TypeError: 'Bucket' object is not subscriptable

Solution

  • As the accepted answer mentioned, this can be done straightforwardly by implementing __getitem__ as getattr(self, instr). (Double-underscore methods like __getattribute__ in general shouldn't be used unless you can't do it some other way, which you can in this case.)

    However! It's worth noting that implementing __getitem__ does not make your object a dict, and that inexperienced programmers that come across items that are subscriptable but don't otherwise act like dicts can make mistakes.

    In particular, let's take a pydantic object that you have added subscripting to:

    from typing import List
    from pydantic import BaseModel
    
    
    In [14]: class Bucket(BaseModel):
        setting: List[str]
        fight_1: List[int]
        cause_1: List[str]
    
        def __getitem__(self, item):
            return getattr(self, item)
    
    In [15]: bucket = Bucket(setting=['a'], fight_1=[1], cause_1=['c'])
    
    

    This object can, obviously, be subscripted:

    In [17]: bucket['setting']
    Out[17]: ['a']
    

    It can also, due to built-ins from Pydantic, be iterated on:

    In [18]: for item in bucket:
                 print(item)
     
    ('setting', ['a'])
    ('fight_1', [1])
    ('cause_1', ['c'])
    In [19]:
    

    However, you can't take its length:

    In [19]: len(bucket)
    ---------------------------------------------------------------------------
    TypeError                                 Traceback (most recent call last)
    Cell In[19], line 1
    ----> 1 len(bucket)
    
    TypeError: object of type 'Bucket' has no len()
    
    In [20]: 
    

    or set item values:

    In [20]: bucket['setting'] = ['b']
    ---------------------------------------------------------------------------
    TypeError                                 Traceback (most recent call last)
    Cell In[20], line 1
    ----> 1 bucket['setting'] = ['b']
    
    TypeError: 'Bucket' object does not support item assignment
    
    In [21]: 
    

    You can fix those things, by implementing __len__ and __setitem__. A simple way to do that might be:

    In [23]: class Bucket(BaseModel):
        setting: List[str]
        fight_1: List[int]
        cause_1: List[str]
    
        def __getitem__(self, item):
            return getattr(self, item)
    
        def __setitem__(self, item, value):
            setattr(self, item, value)
    
        def __len__(self):
            # a cheap and simple way, since pydantic objects are dictable
            # other methods differ between pydantic 1 and 2
            return len(dict(self))
    
    In [24]: bucket = Bucket(setting=['a'], fight_1=[1], cause_1=['c'])
    
    In [25]: len(bucket)
    Out[25]: 3
    
    In [26]: bucket['setting']
    Out[26]: ['a']
    
    In [27]: bucket['setting'] = ['b']
    
    In [28]: bucket['setting']
    Out[28]: ['b']
    

    And then there are other methods it should have: keys, and values, and items, and so on. You can implement these, though it's quite a pain in the butt, and everyone who uses this base class risks shadowing them if their pydantic object has a member named 'keys', 'values', etc. That can result in some pretty weird behavior.

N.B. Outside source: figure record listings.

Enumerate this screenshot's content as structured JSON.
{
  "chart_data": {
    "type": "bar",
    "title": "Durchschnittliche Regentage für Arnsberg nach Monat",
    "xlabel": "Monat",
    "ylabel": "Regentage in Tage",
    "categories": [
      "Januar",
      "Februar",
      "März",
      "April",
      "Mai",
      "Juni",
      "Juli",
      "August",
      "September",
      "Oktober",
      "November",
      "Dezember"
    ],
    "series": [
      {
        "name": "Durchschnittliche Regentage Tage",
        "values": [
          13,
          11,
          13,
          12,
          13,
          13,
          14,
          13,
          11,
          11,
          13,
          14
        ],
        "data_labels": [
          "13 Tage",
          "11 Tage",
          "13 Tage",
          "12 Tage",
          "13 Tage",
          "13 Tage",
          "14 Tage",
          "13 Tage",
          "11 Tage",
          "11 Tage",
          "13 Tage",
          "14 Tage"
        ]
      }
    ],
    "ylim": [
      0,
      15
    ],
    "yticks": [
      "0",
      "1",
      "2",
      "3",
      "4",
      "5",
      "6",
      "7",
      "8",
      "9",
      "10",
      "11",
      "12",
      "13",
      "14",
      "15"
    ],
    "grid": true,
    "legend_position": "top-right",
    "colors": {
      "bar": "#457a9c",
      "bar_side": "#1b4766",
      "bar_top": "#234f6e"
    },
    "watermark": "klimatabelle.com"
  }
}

    Also, there are still a couple of other problems here. First, you still can't use del, and you really don't want to implement that. Deleting items from a pydantic object is just asking for trouble. You could just have it get set to None, but then it would still exist in the dict-alike after you deleted it and that's also weird behavior.

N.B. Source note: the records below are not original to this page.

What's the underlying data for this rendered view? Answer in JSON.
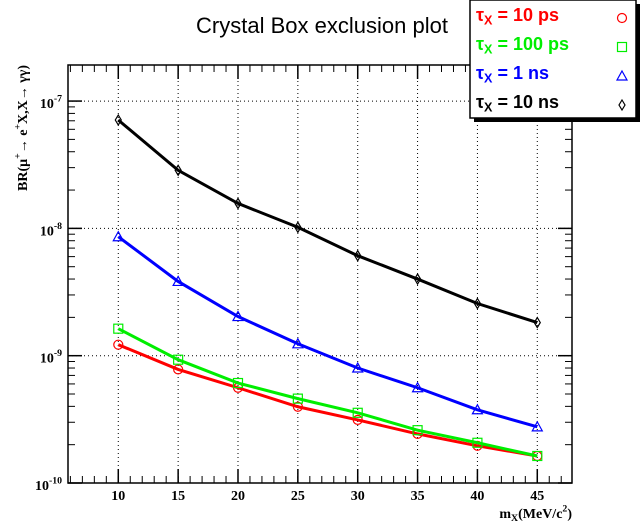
{
  "chart_data": {
    "type": "line",
    "title": "Crystal Box exclusion plot",
    "x_label": "m_{X}(MeV/c^{2})",
    "y_label": "BR(μ^{+}→ e^{+}X,X→ γγ)",
    "log_y": true,
    "grid": true,
    "x": [
      10,
      15,
      20,
      25,
      30,
      35,
      40,
      45
    ],
    "xlim": [
      5.8,
      47.9
    ],
    "xticks": [
      10,
      15,
      20,
      25,
      30,
      35,
      40,
      45
    ],
    "ylim": [
      1e-10,
      1.92e-07
    ],
    "yticks": [
      {
        "value": 1e-10,
        "label": "10^{-10}"
      },
      {
        "value": 1e-09,
        "label": "10^{-9}"
      },
      {
        "value": 1e-08,
        "label": "10^{-8}"
      },
      {
        "value": 1e-07,
        "label": "10^{-7}"
      }
    ],
    "series": [
      {
        "name": "τ_{X} = 10 ps",
        "color": "#ff0000",
        "marker": "circle",
        "values": [
          1.22e-09,
          7.8e-10,
          5.6e-10,
          3.97e-10,
          3.13e-10,
          2.43e-10,
          1.96e-10,
          1.63e-10
        ]
      },
      {
        "name": "τ_{X} = 100 ps",
        "color": "#00ee00",
        "marker": "square",
        "values": [
          1.63e-09,
          9.3e-10,
          6.1e-10,
          4.6e-10,
          3.56e-10,
          2.6e-10,
          2.07e-10,
          1.63e-10
        ]
      },
      {
        "name": "τ_{X} = 1 ns",
        "color": "#0000ff",
        "marker": "triangle",
        "values": [
          8.6e-09,
          3.83e-09,
          2.03e-09,
          1.24e-09,
          8e-10,
          5.6e-10,
          3.76e-10,
          2.76e-10
        ]
      },
      {
        "name": "τ_{X} = 10 ns",
        "color": "#000000",
        "marker": "diamond",
        "values": [
          7.1e-08,
          2.86e-08,
          1.57e-08,
          1.02e-08,
          6.1e-09,
          4e-09,
          2.57e-09,
          1.82e-09
        ]
      }
    ]
  }
}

    Second, this still has unwanted behaviors (and this is present in the accepted answer even without any additions):

    In [33]: bucket['__init__']
    Out[33]: <bound method BaseModel.__init__ of Bucket(setting=['b'], fight_1=[1], cause_1=['c'])>
    

    You won't find that by iterating, and you won't see it when you're looking at your keys assuming you implemented that correctly, but it's there, and that's probably not what you want.

    You can get around all this (either by using the dict() trick above, or by looking at fields or model_fields for pydantic v1 and v2 respectively) but I'm not sure you want to. It sounds a lot like work. Maybe, instead, if what you want is a dict, you should just convert the thing into a dict.